Munido da mais plena energia, nosso enredo se manifesta através das obras de Carybé: filho de Oxóssi, Obá de Xangô e cronista do povo.

Sinopse


Tela em branco na imensidão de Olodumarê, tal qual o mundo a ser criado. O primeiro risco do artista é caminho aberto de Axé, onde linhas se encontram feito uma encruzilhada entre a tinta e o papel. O movimento comanda o pincel como energia criadora, que traça os rumos da vida ao preenchê-la de cor. 

Do universo funfum, a nossa aquarela. Dos vários matizes, a energia vital. Eis o Axé.

A princípio, ele desponta em forma de natureza, ocupando as lacunas e se ramificando em galhos frondosos. Afinal, sem folha não há orixá. 

Na beleza do mundo, feito mata verdejante de Oxóssi, o Axé se alastra. Flutua no vento alaranjado guiado por Iansã, ilumina o céu como o fogo do trovão de Xangô. Escorre no papel em dourado doce, repousando sereno nas águas de Oxum. Deita-se salgado na imensidão azul de Yemanjá. 

Os orixás, em seus tons, matizes, animais e instrumentos, ganham forma no rabisco de um Obá, reconhecedor do Axé que pulsa nas cenas de sua arte.

Transcendendo a natureza talhada em madeira, a energia percorre outros cenários.
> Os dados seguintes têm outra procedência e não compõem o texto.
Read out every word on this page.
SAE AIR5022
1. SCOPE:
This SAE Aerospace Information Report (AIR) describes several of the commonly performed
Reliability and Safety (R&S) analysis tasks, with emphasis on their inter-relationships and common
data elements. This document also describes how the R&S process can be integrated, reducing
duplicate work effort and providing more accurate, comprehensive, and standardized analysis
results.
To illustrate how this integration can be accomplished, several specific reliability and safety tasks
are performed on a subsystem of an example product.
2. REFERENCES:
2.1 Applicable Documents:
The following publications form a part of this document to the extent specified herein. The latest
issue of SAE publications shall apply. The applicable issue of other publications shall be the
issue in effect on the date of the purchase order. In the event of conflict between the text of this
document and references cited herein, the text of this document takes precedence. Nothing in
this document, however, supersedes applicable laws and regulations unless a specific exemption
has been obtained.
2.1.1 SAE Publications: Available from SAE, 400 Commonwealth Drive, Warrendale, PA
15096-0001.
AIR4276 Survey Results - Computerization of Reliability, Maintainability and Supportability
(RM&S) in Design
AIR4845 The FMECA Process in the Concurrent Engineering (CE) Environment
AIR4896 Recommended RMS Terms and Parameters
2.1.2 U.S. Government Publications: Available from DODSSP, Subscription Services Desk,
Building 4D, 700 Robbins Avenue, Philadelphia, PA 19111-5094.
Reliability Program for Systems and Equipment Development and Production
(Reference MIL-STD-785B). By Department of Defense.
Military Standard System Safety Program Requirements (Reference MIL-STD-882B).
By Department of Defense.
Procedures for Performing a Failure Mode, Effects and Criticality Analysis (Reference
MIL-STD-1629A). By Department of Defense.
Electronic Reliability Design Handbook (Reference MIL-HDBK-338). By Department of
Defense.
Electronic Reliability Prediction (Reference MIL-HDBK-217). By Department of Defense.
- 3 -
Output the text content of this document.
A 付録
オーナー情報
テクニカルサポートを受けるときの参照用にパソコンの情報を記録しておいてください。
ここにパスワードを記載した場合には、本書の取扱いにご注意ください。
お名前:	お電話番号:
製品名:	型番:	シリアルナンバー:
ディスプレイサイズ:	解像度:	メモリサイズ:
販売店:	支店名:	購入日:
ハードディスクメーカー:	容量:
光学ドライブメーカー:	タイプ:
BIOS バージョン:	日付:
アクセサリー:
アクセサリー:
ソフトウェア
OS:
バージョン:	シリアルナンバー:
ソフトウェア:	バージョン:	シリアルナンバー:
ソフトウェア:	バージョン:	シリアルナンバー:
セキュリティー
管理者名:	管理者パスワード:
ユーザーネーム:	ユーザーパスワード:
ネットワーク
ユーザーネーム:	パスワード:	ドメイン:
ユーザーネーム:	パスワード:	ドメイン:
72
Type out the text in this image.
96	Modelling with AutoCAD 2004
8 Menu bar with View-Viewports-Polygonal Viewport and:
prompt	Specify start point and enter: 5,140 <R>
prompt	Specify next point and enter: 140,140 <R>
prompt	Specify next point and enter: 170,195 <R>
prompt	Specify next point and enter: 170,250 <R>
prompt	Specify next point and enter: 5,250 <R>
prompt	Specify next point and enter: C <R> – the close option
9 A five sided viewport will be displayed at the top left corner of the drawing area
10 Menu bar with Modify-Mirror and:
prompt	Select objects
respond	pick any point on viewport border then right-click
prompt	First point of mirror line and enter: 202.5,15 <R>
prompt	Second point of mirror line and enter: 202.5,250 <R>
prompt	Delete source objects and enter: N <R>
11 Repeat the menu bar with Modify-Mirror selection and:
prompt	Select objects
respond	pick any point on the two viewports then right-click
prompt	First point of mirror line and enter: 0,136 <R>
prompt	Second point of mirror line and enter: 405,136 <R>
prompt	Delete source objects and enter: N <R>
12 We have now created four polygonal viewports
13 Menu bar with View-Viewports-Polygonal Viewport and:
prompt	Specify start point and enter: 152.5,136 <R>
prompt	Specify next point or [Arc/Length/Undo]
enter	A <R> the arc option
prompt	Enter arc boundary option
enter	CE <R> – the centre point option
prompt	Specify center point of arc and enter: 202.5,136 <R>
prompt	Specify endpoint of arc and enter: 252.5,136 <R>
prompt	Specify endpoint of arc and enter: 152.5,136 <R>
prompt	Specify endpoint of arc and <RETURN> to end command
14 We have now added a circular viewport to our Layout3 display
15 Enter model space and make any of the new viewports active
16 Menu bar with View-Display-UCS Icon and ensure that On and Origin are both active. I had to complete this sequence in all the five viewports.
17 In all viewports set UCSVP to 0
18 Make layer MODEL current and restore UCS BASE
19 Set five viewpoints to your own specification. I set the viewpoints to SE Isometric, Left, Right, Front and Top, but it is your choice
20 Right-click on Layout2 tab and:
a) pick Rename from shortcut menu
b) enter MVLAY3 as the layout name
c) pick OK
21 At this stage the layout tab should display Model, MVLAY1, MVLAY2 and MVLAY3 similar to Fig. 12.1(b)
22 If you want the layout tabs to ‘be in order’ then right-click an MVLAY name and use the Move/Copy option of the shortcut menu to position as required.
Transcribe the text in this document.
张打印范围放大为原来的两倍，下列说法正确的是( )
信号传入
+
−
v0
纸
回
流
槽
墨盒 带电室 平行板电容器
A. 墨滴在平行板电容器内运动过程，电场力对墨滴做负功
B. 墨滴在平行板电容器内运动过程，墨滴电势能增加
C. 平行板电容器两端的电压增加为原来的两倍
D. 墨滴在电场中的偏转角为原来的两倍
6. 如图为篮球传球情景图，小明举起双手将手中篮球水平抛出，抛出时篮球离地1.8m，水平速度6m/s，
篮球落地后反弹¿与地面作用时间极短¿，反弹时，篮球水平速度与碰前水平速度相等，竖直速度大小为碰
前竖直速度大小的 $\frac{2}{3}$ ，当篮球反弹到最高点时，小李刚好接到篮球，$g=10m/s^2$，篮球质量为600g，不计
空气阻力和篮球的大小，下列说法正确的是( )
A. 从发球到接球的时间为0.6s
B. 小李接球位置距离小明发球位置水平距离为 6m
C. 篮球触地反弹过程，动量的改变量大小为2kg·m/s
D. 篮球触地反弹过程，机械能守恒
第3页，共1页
Com traços fortes, o pintor risca o chão do terreiro. Lugar de troca e assentamento. 

Ogãs tocam na textura de couro dos atabaques, enquanto fundamentos são evocados para a entrega de oferendas. Reúnem-se em roda, convocam a força essencial, plantam Axé. Fazem dele o ímpeto e a vitalidade para os barracões que resistem.

O batuque dos terreiros se expande derramado pelas ladeiras e o padê abre os caminhos. Nas ruas, pingos de tinta e de gente desenham a paisagem das celebrações que ornamentam a Bahia das obras do Obá. 

Festas que não existem sem fé. Axé que desconhece a vida sem festa. As celebrações populares têm suas heranças ancestrais.

Seja num xirê, no Olubajé, na lavagem do Bonfim ou em Dois de Fevereiro. Toca o alujá, dança o São João. Saem correndo no Pelourinho os Erês brincalhões. Estão todos ali nas gravuras, pintando a vida com nuances de farra. 

O Axé, constante e circular, prolifera. Em aquarela, registra a alegria e o cotidiano da brasilidade. 

Está no cheiro da feira, no sabor forjado na panela, no aconchego da pele com cada fio de conta, na ginga da capoeira, no tabuleiro da baiana e em seus balangandãs. 

É muita gente que chega, batendo na palma da mão e apostando nos encontros como forças transformadoras.

Arte e cenários se misturam. No quadro, o chão da quadra: ambiente colorido onde o ritmista batuca, o mestre-sala risca o chão, a bailarina gira feito majestade e a folia faz o chão tremer. 

Os brincantes compartilham da mesma concha de feijão fervido pela velha baiana, unem-se pela proteção de um pavilhão, desfilam em cortejo. 

A cada embalo da bandeira desfraldada, ecoa pelo vento o Axé da ancestralidade do samba. Na avenida, vivemos kizombas, banquetes e batuques. Vibrações máximas, contagiantes, que nos preenchem de energia. 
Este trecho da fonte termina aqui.